Well, my team has never had an official DBA either. But we do all the tasks of a DBA. I've installed/upgraded, configured, tested backups, and hardened Oracle and Postgres more times than I can remember. We do all our own DML and DDL work. It really isn't hard to do it right.

quietbritishjim 1860 days ago

That would just make the data loss problem worse still. I realise OP just chose an arbitrary example, but if you really are talking about users and orders, and if you delete a user, then really deleting the records for their associated orders is even worse than losing track of who made them.

irrational 1860 days ago

I realize you might not be familiar with how database constraints work, but an on delete no action would totally prevent the user from being deleted. You literally cannot delete the user and their associated orders will definitely not be deleted.

stouset 1860 days ago

GP did not suggest ON DELETE CASCADE.

watermelon0 1860 days ago

Hard deletes most likely need to be supported, due to legal or contractual obligations. Designing with this in mind, makes everything a lot easier in the long run.

rm999 1860 days ago

I’ve always NULL’d values, not deleted rows. E.g. GDPR request? NULL out all identifying information, but keep the record.

As long as your primary key has no business meaning you should never have to delete the row of a table.

FigmentEngine 1860 days ago

INAL, but... you might want to revisit that code. article 17, right to erasure is about erasure of personal data, not about making non-indentifiable. of course they dont define erase or delete :-)

(edit: typo)

Tarq0n 1860 days ago

If you erase all identifying parts it stops meeting the definition of personal data.

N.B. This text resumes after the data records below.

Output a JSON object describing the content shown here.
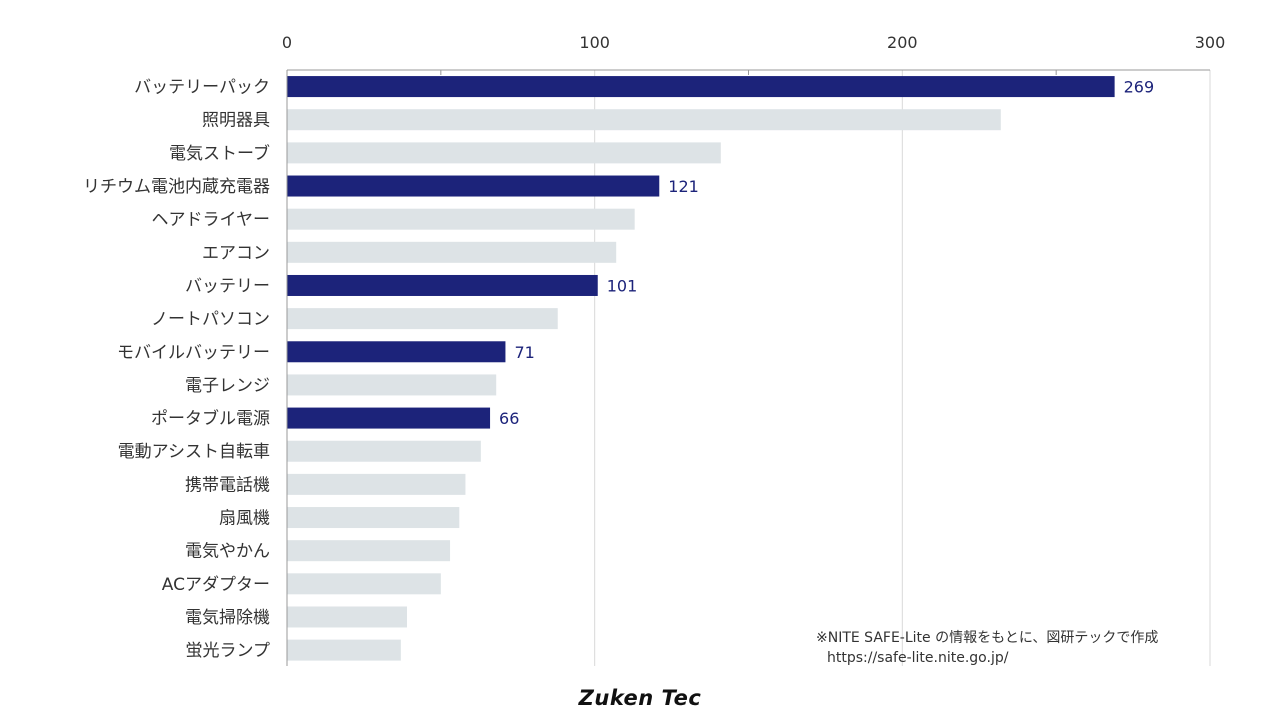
{
  "chart_data": {
    "type": "bar",
    "orientation": "horizontal",
    "xlim": [
      0,
      300
    ],
    "x_ticks": [
      0,
      100,
      200,
      300
    ],
    "x_axis_position": "top",
    "grid": true,
    "categories": [
      "バッテリーパック",
      "照明器具",
      "電気ストーブ",
      "リチウム電池内蔵充電器",
      "ヘアドライヤー",
      "エアコン",
      "バッテリー",
      "ノートパソコン",
      "モバイルバッテリー",
      "電子レンジ",
      "ポータブル電源",
      "電動アシスト自転車",
      "携帯電話機",
      "扇風機",
      "電気やかん",
      "ACアダプター",
      "電気掃除機",
      "蛍光ランプ"
    ],
    "values": [
      269,
      232,
      141,
      121,
      113,
      107,
      101,
      88,
      71,
      68,
      66,
      63,
      58,
      56,
      53,
      50,
      39,
      37
    ],
    "highlighted": [
      true,
      false,
      false,
      true,
      false,
      false,
      true,
      false,
      true,
      false,
      true,
      false,
      false,
      false,
      false,
      false,
      false,
      false
    ],
    "data_labels": [
      "269",
      "",
      "",
      "121",
      "",
      "",
      "101",
      "",
      "71",
      "",
      "66",
      "",
      "",
      "",
      "",
      "",
      "",
      ""
    ],
    "colors": {
      "highlight": "#1c237a",
      "normal": "#dde3e6",
      "label": "#1c237a",
      "grid": "#d9d9d9",
      "axis": "#999999"
    }
  },
  "footnote": {
    "line1": "※NITE SAFE-Lite の情報をもとに、図研テックで作成",
    "line2": "https://safe-lite.nite.go.jp/"
  },
  "brand": "Zuken Tec"
}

That should be sufficient.

Aperocky 1860 days ago

well to me the transaction is the same as deleting a record and populating a NULL record.

I don't see why the law should care in any way about a company populating NULL records.

izacus 1860 days ago

> I don't see why the law should care in any way about a company populating NULL records.

It cares if the existence of this record still leaks private data. This is why talking about generic "records" here is pretty wrong - actual data is not interchangeable "records" where you can just slap on a generic cargo cult policy and think you're done.

Different use-cases require different data handling. Although, I do agree, for most CRUD cases it's enough to NULL out rows.

FigmentEngine 1860 days ago

"NULL out all identifying information" is anonymization, not deleting the information.

duncans 1860 days ago

I wrote zeroes to my hard drive. Would you consider the data on my hard drive merely anonymized, or is it deleted?